Specific recommendations are included in Table 47.2.

Table 47.2 Screening for second solid cancer after HCT

6 Treatment

Neoplasm

Treatment

t-MN

Same treatment than de novo myeloid neoplasms

Early donor search and rapid allo-HCT (Finke et al. 2016; Kroger et al. 2011; Metafuni et al. 2018)

Decision-making including consideration of cumulative toxicity due to previous HCT, age, and comorbidity

DDM

No standard treatment

Treatment depends on the nature of disease

Reported treatments (Engel et al. 2019)

• Retransplantation

• Conventional chemotherapy

• DLI

• Palliation

SSN

Should be treated as de novo cancers of the same type

7 Outcome

Neoplasm

Outcome

t-MN

Generally very poor

Median survival of 6 m

Identical outcome than t-MN in general

DDM

Few data available

In most cases, mortality high and OS poor

In a small series of 47 DDM, median survival 32.8% months

Death mainly due to progression or relapse of DDM

SSN

Mainly dependent on the type of SSN (Ehrhardt et al. 2016; Tichelli et al. 2019; Inamoto et al. 2018)

Favorable outcome

• Thyroid, breast, prostate, melanoma, cervix

Intermediate outcome

• Oropharyngeal, colorectal, bladder, renal, ovarian, endometrial

Poor outcome

• Pancreas, lung, brain, hepatobiliary, esophageal

Key Points

  • Three types of secondary neoplasia may occur after HCT: therapy-related myeloid neoplasms (t-MN), mainly after auto-HCT; donor-derived malignancy (DDM) after allo-HCT; and second solid neoplasia (SSN) after auto-HCT and allo-HCT.

  • Pretreatment or conditioning with radiation and/or chemotherapy including alkylating agents, anthracyclines, and topoisomerase II inhibitors is mainly responsible for t-MN.

  • DDM are extremely rare and are either transmitted from the donor or newly transformed in the host.

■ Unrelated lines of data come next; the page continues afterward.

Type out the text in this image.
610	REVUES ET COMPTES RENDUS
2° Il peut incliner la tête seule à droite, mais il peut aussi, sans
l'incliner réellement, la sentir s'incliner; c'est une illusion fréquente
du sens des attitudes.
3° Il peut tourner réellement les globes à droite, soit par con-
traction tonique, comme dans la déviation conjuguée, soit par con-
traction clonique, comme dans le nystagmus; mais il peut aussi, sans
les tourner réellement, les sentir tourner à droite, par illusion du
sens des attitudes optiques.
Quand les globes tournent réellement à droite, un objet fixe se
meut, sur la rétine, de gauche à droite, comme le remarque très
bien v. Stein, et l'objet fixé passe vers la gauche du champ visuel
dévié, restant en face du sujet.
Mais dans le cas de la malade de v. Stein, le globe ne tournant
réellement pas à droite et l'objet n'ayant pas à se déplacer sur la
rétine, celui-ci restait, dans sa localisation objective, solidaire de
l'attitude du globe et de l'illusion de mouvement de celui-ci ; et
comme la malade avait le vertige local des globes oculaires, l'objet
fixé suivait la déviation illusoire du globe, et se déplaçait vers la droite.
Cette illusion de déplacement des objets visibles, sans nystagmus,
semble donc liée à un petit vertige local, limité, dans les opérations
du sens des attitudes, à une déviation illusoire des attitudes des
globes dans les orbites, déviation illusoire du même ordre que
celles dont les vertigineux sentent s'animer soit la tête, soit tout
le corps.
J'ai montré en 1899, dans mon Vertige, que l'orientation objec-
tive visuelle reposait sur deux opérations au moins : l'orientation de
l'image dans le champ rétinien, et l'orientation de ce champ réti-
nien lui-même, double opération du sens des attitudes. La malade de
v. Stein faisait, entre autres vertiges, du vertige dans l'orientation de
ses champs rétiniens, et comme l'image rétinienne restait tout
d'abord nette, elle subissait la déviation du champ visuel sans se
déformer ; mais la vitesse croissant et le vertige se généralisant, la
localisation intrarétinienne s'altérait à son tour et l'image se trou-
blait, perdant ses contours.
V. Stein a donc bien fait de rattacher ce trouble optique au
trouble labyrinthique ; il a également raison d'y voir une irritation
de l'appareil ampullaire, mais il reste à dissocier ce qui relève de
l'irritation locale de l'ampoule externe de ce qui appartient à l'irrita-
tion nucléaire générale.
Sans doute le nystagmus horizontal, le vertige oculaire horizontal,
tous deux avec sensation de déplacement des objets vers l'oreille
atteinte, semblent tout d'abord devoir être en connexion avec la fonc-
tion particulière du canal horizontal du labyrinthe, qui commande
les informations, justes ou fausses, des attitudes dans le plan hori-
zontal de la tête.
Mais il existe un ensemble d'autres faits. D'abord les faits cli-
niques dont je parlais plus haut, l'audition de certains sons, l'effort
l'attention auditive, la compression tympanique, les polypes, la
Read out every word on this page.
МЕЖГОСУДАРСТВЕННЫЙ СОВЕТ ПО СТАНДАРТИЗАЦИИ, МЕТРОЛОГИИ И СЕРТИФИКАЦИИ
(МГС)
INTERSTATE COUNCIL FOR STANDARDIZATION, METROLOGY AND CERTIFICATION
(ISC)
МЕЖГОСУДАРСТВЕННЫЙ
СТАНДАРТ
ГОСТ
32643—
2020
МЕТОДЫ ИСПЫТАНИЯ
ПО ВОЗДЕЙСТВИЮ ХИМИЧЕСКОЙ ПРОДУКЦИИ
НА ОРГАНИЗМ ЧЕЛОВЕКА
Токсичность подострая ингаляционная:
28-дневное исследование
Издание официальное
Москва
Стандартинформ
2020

  • Non-squamous second solid cancers (breast, thyroid, brain, etc.) are strongly related to local radiation or TBI and occur with long delay after HCT. Squamous cell carcinoma of the skin, the oral cavity, and the pharynx is related with chronic GVHD and can occur early after HCT. Conditioning with RIC does not seem to reduce the risk of second cancer.

  • Outcome of t-MN is poor, and allogeneic HCT represents the only curative treatment.

  • Outcome of SSN depends mainly on the type of second cancer; second solid cancer should be treated as a de novo cancer of the same type.